A recent study by Kubben et al. [131] shed light on the in vivo chromatin interactions of wildtype versus mutant lamin A linked to HGPS (progerin). In a genome-wide analysis of promoter interactions, they showed a preference of A-type lamins for binding to promoters of silent or lowly expressed genes preferentially located at the nuclear periphery. Progerin–promoter interactions overlapped to a large extent with that of wild-type lamin A, but a few progerin-specific (inherently silent) gene promoters were identified. This extensive overlap of wildtype lamin A and progerin promoter interactions is surprising, given that progerin appears to have reduced binding affinity to DNA and H3K27 trimethylated histones [132]. While the former study used overexpressed lamin A and progerin, genome interaction mapping of endogenous lamin A and progerin revealed global changes in the heterochromatic mark H3K27me3, which appeared to be lost in gene-poor regions in the mutant cells and appeared stronger in gene-rich regions, resulting in the detachment from the nuclear lamina of gene-poor heterochromatic regions [133].

Another recent study on genome-wide lamin A/C-promoter association during adipogenic differentiation identified lamin-rich domains (LRDs) throughout the genome in a manner consistent with lamin A/C–promoter interactions not being restricted to the nuclear periphery [134]. Complementary to previous findings, this study showed that binding of lamin A/C fine-tunes target gene regulation depending on the local chromatin environment in specific promoter subregions. The results indicate that lamin A/C association with promoters per se does not inhibit transcription, but additionally requires certain repressive histone marks in sub-promoter regions; conversely, loss of lamin A/C from promoters is a prerequisite, but not sufficient for transcriptional activation.

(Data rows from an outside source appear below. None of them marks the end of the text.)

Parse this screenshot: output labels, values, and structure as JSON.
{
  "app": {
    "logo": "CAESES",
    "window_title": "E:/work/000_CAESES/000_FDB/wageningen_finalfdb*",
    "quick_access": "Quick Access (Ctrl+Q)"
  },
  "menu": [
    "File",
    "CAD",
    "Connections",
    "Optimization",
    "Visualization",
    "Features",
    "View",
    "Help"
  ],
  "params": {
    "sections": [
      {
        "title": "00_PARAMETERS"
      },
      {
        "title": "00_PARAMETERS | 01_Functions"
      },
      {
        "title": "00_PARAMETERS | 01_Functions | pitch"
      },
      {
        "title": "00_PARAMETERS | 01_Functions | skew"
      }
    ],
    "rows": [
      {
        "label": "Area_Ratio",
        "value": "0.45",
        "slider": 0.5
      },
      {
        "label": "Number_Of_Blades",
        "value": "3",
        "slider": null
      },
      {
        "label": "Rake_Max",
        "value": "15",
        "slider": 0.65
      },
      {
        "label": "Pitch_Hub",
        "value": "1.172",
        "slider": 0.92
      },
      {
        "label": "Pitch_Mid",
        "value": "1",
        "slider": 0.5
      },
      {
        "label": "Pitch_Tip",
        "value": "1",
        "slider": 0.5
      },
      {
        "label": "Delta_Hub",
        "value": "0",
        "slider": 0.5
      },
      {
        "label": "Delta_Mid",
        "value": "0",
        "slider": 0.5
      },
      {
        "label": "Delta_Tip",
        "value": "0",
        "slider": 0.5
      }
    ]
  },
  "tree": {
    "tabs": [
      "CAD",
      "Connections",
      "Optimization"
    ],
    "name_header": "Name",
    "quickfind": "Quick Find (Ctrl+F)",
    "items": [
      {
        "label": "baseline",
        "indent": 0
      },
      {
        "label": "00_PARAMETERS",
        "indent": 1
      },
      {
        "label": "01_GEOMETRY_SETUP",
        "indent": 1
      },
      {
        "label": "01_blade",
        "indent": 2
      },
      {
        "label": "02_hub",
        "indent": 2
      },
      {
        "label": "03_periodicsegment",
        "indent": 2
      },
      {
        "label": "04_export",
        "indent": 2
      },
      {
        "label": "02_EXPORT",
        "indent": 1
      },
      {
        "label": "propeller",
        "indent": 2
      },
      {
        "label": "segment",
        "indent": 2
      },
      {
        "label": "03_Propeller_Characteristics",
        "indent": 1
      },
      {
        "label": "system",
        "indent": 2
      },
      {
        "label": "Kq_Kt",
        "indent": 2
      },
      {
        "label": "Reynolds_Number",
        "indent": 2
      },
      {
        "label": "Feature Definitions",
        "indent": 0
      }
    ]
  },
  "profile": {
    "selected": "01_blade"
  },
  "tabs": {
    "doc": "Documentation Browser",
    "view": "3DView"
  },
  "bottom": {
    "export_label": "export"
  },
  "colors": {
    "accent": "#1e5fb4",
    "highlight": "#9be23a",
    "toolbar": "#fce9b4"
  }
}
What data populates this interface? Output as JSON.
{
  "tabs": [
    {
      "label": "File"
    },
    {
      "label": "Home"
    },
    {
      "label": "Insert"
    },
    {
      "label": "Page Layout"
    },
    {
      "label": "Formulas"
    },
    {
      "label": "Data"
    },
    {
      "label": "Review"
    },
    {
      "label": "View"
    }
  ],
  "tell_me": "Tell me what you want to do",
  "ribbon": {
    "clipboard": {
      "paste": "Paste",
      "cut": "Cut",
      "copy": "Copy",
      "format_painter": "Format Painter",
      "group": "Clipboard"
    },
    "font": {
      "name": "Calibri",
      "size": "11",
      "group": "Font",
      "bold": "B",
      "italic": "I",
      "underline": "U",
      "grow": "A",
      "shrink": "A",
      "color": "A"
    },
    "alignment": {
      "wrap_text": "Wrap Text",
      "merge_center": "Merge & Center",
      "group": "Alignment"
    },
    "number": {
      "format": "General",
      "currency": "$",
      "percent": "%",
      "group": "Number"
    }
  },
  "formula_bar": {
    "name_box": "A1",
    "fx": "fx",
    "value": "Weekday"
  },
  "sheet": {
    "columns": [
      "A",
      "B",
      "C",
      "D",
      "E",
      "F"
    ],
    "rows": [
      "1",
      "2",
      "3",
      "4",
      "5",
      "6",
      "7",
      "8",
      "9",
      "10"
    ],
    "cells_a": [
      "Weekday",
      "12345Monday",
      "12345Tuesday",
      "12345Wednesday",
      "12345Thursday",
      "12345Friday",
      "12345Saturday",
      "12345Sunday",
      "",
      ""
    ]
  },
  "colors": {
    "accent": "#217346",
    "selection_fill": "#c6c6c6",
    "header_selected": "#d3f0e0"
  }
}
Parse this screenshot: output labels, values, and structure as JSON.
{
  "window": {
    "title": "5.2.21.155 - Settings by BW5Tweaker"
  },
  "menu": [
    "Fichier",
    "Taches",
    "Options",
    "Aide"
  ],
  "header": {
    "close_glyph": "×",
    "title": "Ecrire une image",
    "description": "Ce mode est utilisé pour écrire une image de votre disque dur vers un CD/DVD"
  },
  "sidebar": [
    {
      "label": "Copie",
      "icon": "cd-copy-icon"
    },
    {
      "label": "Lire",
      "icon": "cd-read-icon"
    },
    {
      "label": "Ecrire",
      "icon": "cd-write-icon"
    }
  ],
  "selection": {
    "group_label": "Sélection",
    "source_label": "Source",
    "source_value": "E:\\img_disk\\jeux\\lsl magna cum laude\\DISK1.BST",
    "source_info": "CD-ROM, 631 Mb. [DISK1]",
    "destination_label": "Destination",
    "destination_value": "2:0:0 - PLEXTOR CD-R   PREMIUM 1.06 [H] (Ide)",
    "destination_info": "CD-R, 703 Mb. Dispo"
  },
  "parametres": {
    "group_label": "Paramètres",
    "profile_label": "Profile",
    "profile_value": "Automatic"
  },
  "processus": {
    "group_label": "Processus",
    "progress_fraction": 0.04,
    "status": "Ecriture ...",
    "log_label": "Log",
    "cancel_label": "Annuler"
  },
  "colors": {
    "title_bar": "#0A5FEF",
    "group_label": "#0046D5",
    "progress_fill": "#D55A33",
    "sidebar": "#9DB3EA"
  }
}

LAP2α is a potential candidate for mediating the interaction of nucleoplasmic lamins A/C with chromatin. LAP2α possesses a LEM and LEM-like domain [30], and thereby binds to chromatin in a sequence – independent manner. In human cells, LAP2α was found to interact with genomic DNA in a highly dynamic manner and to affect the chromatin-binding behavior of the high-mobility group N protein 5 (HMGN5) [135]. Downregulation of LAP2α led to the redistribution of HMGN5-targeted chromatin sites. Based on these findings it is tempting to speculate that LAP2α could also affect the chromatin interaction of other proteins in the nuclear interior, such as nucleoplasmic lamin A/C.

In conclusion, A-type lamins not only ensure structural integrity of (metazoan) nuclei, but also maintain the balance between differentiation and proliferation. In part, these activities may rely on lamin A/C-binding proteins, such as LAP2α. The potential effects of laminopathy-linked lamin mutants on chromatin organization may alter gene expression by destabilization of higher-order chromatin structure and/or interference with the binding of A-type lamins to other proteins. These perturbations may particularly affect stem cell homeostasis.